Yapay zekâ ekonomisi büyüyor

Dijital ekonomi söyleminden yapay zekâ ekonomisi tanımına doğru bir gidişatın söz konusu olduğunu belirten Atıcı, “2 bin müşterimizin içerisinde bankacılık sektörünün liderleri, savunma sanayinden Aselsan'a kadar hemen her sektörden şirket yer alıyor. Biz yazılım yapan, yazılımı üretmiş durumdayız. Bu teknolojinin Türkiye’de kurucularından birisiyiz. Bu noktada işin içine yapay zekâlar giriyor.

Bu sistem dünya üzerinde şu anda 30 milyar dolarlık bir iş hacmi oluşturuyor.

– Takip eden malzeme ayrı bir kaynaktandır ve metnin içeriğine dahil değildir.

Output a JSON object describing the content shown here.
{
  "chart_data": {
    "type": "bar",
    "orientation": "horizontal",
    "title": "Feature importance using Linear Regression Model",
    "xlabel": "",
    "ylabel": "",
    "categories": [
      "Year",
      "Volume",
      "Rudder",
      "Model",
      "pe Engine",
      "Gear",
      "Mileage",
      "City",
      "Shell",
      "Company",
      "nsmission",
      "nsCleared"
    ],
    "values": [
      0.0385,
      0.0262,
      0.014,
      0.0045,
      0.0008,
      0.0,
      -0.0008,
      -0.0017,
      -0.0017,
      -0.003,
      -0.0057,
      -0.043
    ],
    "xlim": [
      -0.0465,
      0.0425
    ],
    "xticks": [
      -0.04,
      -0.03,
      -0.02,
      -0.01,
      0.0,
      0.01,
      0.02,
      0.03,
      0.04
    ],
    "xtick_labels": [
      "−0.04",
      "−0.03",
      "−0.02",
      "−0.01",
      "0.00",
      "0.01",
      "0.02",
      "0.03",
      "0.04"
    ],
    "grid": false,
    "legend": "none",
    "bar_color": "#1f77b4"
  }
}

Dolayısıyla bizim için de ciddi bir fırsat alanı. Bir taraftan da Bimster’e özel yapay zekâ platformumuzu oluşturuyoruz. Bir kere yaptığımız şeyi en kere yapmamıza gerek kalmayacak şekilde bir platformdan bahsediyoruz” diye konuştu.

Markalaşamayan sektörde kişi başı gelir düşüyor

Türkiye’nin yazılım ve teknoloji alanında kişi başı gelirin yükselmesi için markalaşmaya ihtiyaç duyulduğuna dikkat çeken Murat Atıcı, şu bilgileri verdi; “Türkiye’de yazılım şirketlerinde çalışan başına düşen gelir 30-40 bin dolar. Bu rakam oldukça düşük.

Yurt dışına baktığınız zaman 100 bin ila 300 bin dolar arası. Hatta 500 bin dolarlara kadar çıkıyor. Özellikle yeni nesil teknolojileri kullanan, yapay zekâlı teknolojileri kullanan şirketlerde bu rakamlar milyon dolarlara kadar gidiyor. Bunun Türkiye’ye yansımamasının birinci nedeni ürünleşememek, ikincisi ise markalaşamamak. Tüketici aslında ürüne değil markaya para veriyor. Bizim de o ikna durumu yaratmamız ve markalaşmamız lazım.”